David Jordan, CQ-Roll Call on

Published in News & Features

WASHINGTON — The Interior Department plans to terminate over 2,000 employees across five government workers unions, according to a Monday court filing.

The department provided updated numbers after it was ordered by a federal judge to include additional information for three additional unions — the National Federation of Federal Employees, Service Employees International Union and the National Association of Government Employees — after they joined a lawsuit filed in the U.S. District Court for the Northern District of California.

The department’s breakdown of its planned job cuts also shows the largest number — more than 770 — would land in the secretary’s office, including 229 working in customer service and another 129 working in the communications office.

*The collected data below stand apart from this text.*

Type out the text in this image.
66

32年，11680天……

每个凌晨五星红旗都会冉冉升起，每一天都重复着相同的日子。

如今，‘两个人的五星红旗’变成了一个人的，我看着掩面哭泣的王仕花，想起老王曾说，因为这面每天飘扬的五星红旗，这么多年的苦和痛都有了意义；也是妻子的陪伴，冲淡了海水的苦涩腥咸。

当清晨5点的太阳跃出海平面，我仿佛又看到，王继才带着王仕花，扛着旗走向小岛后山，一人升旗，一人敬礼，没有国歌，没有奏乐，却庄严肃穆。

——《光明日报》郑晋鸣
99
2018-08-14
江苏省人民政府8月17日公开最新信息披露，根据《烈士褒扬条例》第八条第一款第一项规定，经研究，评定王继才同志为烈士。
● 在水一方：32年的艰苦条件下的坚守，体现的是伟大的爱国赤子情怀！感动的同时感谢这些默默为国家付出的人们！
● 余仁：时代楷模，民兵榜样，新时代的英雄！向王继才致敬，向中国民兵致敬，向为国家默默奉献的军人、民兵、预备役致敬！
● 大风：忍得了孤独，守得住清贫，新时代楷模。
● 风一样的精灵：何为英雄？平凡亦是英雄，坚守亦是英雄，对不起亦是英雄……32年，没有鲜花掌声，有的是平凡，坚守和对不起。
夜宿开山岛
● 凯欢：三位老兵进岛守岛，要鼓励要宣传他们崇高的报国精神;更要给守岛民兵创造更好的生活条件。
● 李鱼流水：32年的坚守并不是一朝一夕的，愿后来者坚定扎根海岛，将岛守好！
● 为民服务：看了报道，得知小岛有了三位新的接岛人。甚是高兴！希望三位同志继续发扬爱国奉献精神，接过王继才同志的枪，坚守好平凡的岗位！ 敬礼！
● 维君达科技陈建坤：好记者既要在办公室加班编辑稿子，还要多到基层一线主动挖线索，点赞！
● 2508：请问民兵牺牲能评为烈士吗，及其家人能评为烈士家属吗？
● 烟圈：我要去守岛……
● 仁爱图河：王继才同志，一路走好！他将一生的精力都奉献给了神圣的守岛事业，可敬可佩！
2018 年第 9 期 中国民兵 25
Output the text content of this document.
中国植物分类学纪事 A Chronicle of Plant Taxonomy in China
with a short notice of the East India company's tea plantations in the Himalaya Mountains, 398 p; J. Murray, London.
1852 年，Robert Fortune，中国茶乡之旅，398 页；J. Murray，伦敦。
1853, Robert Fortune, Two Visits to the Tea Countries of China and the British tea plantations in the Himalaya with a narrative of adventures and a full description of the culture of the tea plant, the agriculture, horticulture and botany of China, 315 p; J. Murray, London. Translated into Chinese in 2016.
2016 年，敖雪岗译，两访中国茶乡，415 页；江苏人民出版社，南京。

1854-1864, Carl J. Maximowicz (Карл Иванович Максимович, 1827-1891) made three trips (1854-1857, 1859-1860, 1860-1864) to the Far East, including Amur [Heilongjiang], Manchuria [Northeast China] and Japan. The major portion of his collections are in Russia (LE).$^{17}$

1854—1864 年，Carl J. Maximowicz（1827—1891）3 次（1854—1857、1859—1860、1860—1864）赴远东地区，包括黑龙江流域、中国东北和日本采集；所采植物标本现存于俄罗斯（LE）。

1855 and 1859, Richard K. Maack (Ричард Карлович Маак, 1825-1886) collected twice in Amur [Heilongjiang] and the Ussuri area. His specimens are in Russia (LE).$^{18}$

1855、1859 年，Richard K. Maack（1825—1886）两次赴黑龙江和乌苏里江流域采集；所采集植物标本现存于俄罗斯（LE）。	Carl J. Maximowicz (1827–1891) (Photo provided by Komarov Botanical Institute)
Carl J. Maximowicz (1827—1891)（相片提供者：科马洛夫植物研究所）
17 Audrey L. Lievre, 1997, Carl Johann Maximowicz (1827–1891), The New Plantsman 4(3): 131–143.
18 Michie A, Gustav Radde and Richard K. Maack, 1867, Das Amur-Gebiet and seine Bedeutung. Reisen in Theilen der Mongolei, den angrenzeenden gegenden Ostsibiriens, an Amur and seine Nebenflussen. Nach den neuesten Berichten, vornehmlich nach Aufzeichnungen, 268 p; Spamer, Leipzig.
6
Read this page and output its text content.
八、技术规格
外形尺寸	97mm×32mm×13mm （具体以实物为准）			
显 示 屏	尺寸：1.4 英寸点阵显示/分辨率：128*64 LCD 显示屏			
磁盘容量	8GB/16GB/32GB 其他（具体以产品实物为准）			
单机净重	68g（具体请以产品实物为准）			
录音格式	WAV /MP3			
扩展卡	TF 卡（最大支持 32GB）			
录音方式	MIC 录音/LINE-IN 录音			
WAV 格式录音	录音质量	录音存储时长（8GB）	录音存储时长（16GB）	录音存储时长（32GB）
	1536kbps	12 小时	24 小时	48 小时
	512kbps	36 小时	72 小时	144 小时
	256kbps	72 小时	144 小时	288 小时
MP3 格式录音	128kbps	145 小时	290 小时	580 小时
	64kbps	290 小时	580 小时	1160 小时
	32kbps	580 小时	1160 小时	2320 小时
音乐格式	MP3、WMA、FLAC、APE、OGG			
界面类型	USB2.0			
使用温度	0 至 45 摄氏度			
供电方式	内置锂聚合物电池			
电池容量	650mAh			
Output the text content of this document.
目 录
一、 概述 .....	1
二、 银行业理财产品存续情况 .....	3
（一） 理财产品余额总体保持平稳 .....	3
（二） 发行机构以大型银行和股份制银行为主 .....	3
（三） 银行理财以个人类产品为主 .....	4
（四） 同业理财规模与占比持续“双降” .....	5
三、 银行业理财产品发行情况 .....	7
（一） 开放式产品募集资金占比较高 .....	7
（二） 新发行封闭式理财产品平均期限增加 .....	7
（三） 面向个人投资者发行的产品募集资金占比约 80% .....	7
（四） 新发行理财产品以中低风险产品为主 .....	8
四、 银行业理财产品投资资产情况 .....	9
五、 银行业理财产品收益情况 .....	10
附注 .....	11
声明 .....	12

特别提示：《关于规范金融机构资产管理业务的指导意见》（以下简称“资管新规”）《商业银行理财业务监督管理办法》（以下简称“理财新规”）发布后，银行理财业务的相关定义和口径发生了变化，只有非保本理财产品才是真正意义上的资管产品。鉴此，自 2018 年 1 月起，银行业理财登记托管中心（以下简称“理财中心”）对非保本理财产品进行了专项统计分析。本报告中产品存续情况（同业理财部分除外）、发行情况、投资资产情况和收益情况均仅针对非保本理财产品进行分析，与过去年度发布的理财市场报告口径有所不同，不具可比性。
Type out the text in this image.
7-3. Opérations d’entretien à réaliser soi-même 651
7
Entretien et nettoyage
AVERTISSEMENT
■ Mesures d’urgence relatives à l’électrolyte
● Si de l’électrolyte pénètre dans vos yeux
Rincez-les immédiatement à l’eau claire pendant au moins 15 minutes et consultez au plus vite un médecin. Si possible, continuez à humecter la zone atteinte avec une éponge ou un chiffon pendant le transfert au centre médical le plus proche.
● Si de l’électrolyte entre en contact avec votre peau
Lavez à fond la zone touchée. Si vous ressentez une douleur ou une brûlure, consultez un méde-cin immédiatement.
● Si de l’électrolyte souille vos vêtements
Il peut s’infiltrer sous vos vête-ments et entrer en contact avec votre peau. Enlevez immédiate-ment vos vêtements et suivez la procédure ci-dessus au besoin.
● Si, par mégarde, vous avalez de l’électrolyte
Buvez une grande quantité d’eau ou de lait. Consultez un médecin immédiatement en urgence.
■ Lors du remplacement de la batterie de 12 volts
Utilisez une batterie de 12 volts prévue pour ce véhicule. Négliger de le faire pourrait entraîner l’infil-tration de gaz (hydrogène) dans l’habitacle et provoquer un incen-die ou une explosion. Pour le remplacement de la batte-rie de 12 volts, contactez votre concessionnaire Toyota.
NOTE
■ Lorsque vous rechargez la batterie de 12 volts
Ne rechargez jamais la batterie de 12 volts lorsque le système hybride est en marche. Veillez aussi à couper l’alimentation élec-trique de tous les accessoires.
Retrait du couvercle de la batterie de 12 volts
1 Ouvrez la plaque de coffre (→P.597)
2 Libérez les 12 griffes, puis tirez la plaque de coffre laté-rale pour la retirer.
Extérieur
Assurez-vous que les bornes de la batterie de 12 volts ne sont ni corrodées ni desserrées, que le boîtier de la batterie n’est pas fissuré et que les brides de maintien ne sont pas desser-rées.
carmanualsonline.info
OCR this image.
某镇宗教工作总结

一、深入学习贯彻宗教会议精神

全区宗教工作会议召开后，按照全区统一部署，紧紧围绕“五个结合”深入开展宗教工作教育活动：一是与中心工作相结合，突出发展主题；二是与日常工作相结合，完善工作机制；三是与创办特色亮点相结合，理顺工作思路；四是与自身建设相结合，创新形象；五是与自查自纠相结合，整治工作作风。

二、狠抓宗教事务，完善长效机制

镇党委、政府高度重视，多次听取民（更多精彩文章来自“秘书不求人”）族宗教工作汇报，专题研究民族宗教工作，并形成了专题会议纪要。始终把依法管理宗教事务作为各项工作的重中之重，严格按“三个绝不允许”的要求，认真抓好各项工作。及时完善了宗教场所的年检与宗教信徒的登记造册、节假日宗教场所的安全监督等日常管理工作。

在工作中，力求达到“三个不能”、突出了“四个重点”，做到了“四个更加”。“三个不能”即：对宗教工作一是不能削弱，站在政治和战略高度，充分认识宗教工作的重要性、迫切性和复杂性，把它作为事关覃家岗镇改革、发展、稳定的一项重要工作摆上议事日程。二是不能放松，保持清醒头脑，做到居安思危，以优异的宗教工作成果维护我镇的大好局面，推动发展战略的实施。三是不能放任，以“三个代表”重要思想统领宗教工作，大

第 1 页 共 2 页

The Bureau of Land Management would face 474 cuts, 386 of which are in various states offices. The department filing said 335 positions at the U.S. Geological Survey would be cut, including 108 jobs at the USGS’ Great Lakes Science Center. The National Park Service follows with 203 planned cuts, 189 of which land in the Southeast, the Northeast and the Pacific West regional offices.

The lawsuit was originally filed by the American Federation of Government Employees and American Federation of State, County and Municipal Employees. The Interior Department’s filing on Friday, which only included these two unions, said it would eliminate 1,539 positions.

 

The department also said it has paused all work on reductions in force to comply with a temporary restraining order preventing all federal departments and agencies from carrying out firings during the government shutdown.

The department reiterated its previous declaration that the reduction plans predated the government shutdown that began with the lapse of appropriations on Oct. 1. The department had considered large-scale layoffs earlier this year, but plans were halted after an earlier court challenge. The Supreme Court said in July the department could move forward with the firings.